Oradan kalma eksik ziyade bilgilerime göre kurbanlık koçları yıkama, kınalama hatta gelin telleri ile süsleme usulünün ta Orta Asya'dan gelme bir töre olduğunu öğrendim.
Derleme araştırma yaptığım zamanlardan aklımda kalanları sıralarsam tüm folklor varlığının içinde türkülerin ayrı bir yeri vardır derim.
AVAZIM YETTİĞİNCE Üstatlar der ki; malum türkü folklorun halk içinde en çok söylenen, en çok dinlenen ürünü. Halk sevincini, tasasını, aşkını, yiğitliğini, hayatının her safhasını türkülerde çalar söyler. Böyle olunca da bu nedenle halkımızın hayatında büyük yer tutan dini bayramların türkülerimize yansıması doğaldır. Eski üstatlardan Cafer Kaya'nın okuduğu Çorum'dan bir bozlağın ilk bendini ben de okurdum avazım yettiğince.

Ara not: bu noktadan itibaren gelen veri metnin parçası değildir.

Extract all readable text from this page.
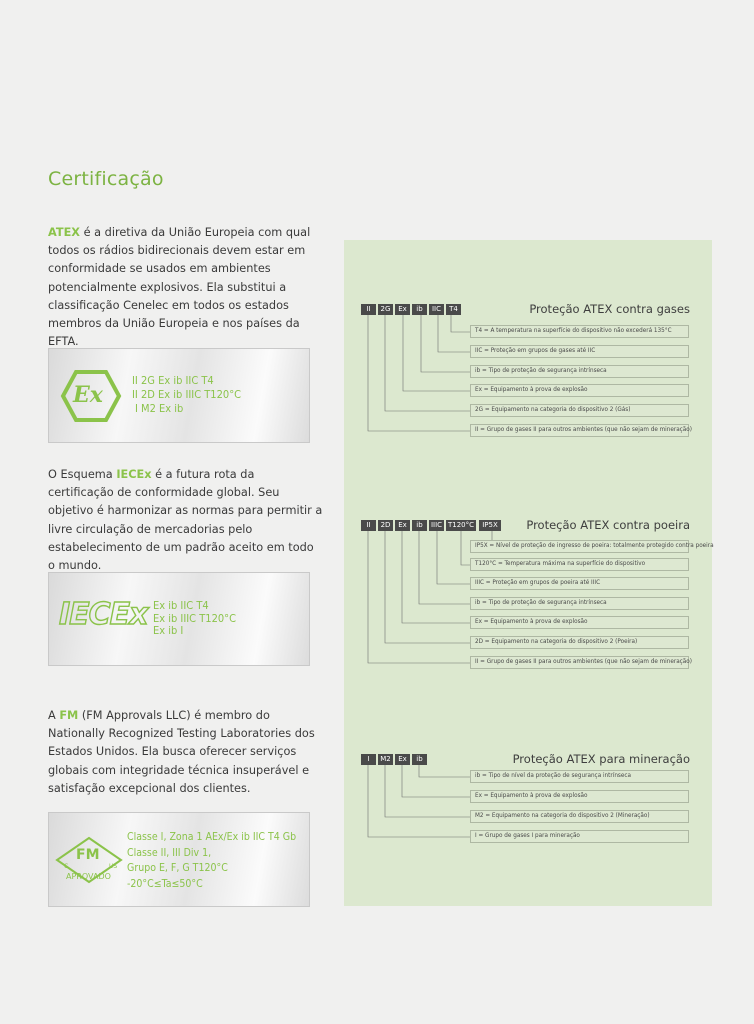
Certificação

ATEX é a diretiva da União Europeia com qual todos os rádios bidirecionais devem estar em conformidade se usados em ambientes potencialmente explosivos. Ela substitui a classificação Cenelec em todos os estados membros da União Europeia e nos países da EFTA.

Ex
II 2G Ex ib IIC T4
II 2D Ex ib IIIC T120°C
I M2 Ex ib

O Esquema IECEx é a futura rota da certificação de conformidade global. Seu objetivo é harmonizar as normas para permitir a livre circulação de mercadorias pelo estabelecimento de um padrão aceito em todo o mundo.

IECEx Ex ib IIC T4
Ex ib IIIC T120°C
Ex ib I

A FM (FM Approvals LLC) é membro do Nationally Recognized Testing Laboratories dos Estados Unidos. Ela busca oferecer serviços globais com integridade técnica insuperável e satisfação excepcional dos clientes.

FM
C	US
APROVADO
Classe I, Zona 1 AEx/Ex ib IIC T4 Gb
Classe II, III Div 1,
Grupo E, F, G T120°C
-20°C≤Ta≤50°C
Proteção ATEX contra gases
II	2G	Ex	ib	IIC	T4
T4 = A temperatura na superfície do dispositivo não excederá 135°C
IIC = Proteção em grupos de gases até IIC
ib = Tipo de proteção de segurança intrínseca
Ex = Equipamento à prova de explosão
2G = Equipamento na categoria do dispositivo 2 (Gás)
II = Grupo de gases II para outros ambientes (que não sejam de mineração)
Proteção ATEX contra poeira
II	2D	Ex	ib	IIIC T120°C	IP5X
IP5X = Nível de proteção de ingresso de poeira: totalmente protegido contra poeira
T120°C = Temperatura máxima na superfície do dispositivo
IIIC = Proteção em grupos de poeira até IIIC
ib = Tipo de proteção de segurança intrínseca
Ex = Equipamento à prova de explosão
2D = Equipamento na categoria do dispositivo 2 (Poeira)
II = Grupo de gases II para outros ambientes (que não sejam de mineração)
Proteção ATEX para mineração
I	M2	Ex	ib
ib = Tipo de nível da proteção de segurança intrínseca
Ex = Equipamento à prova de explosão
M2 = Equipamento na categoria do dispositivo 2 (Mineração)
I = Grupo de gases I para mineração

Orada askerlik öncesine denk gelen bayramı anlatıp der ki;
Bayram geldi benim yarim kaçıyor Arkadaşlar gelmiş helalleşiyor Bana ne diyonuz konu komşular Gideceğim askerliğim geçiyor Yine bir Şanlıurfa bayram türküsü de
"gam, keder, elem" dolu:
Bayram gelmiş neyime Kan damlar yüreğime Yaralarım sızlıyor Doktor benim neyime Dirmil taraflarından da bir türkü var. Çirkin kızların dahi bayramda güzel olduğunu söyler:
Koca dağa kurşun attım geçmedi Aslanın kızına kendir verdimi içmedi Al sandım, mor sandım El kızını ben kendime yar sandım Hayrandı da deli gönül hayranda Çirkin kızlar güzel olur bayramda Yine de en sevdiğim bayram türküsü merhum
Ahmet Yamacı tarafından, Afyonkarahisar'lı Hidayet Çalbudak'tan derlenen, kısaca "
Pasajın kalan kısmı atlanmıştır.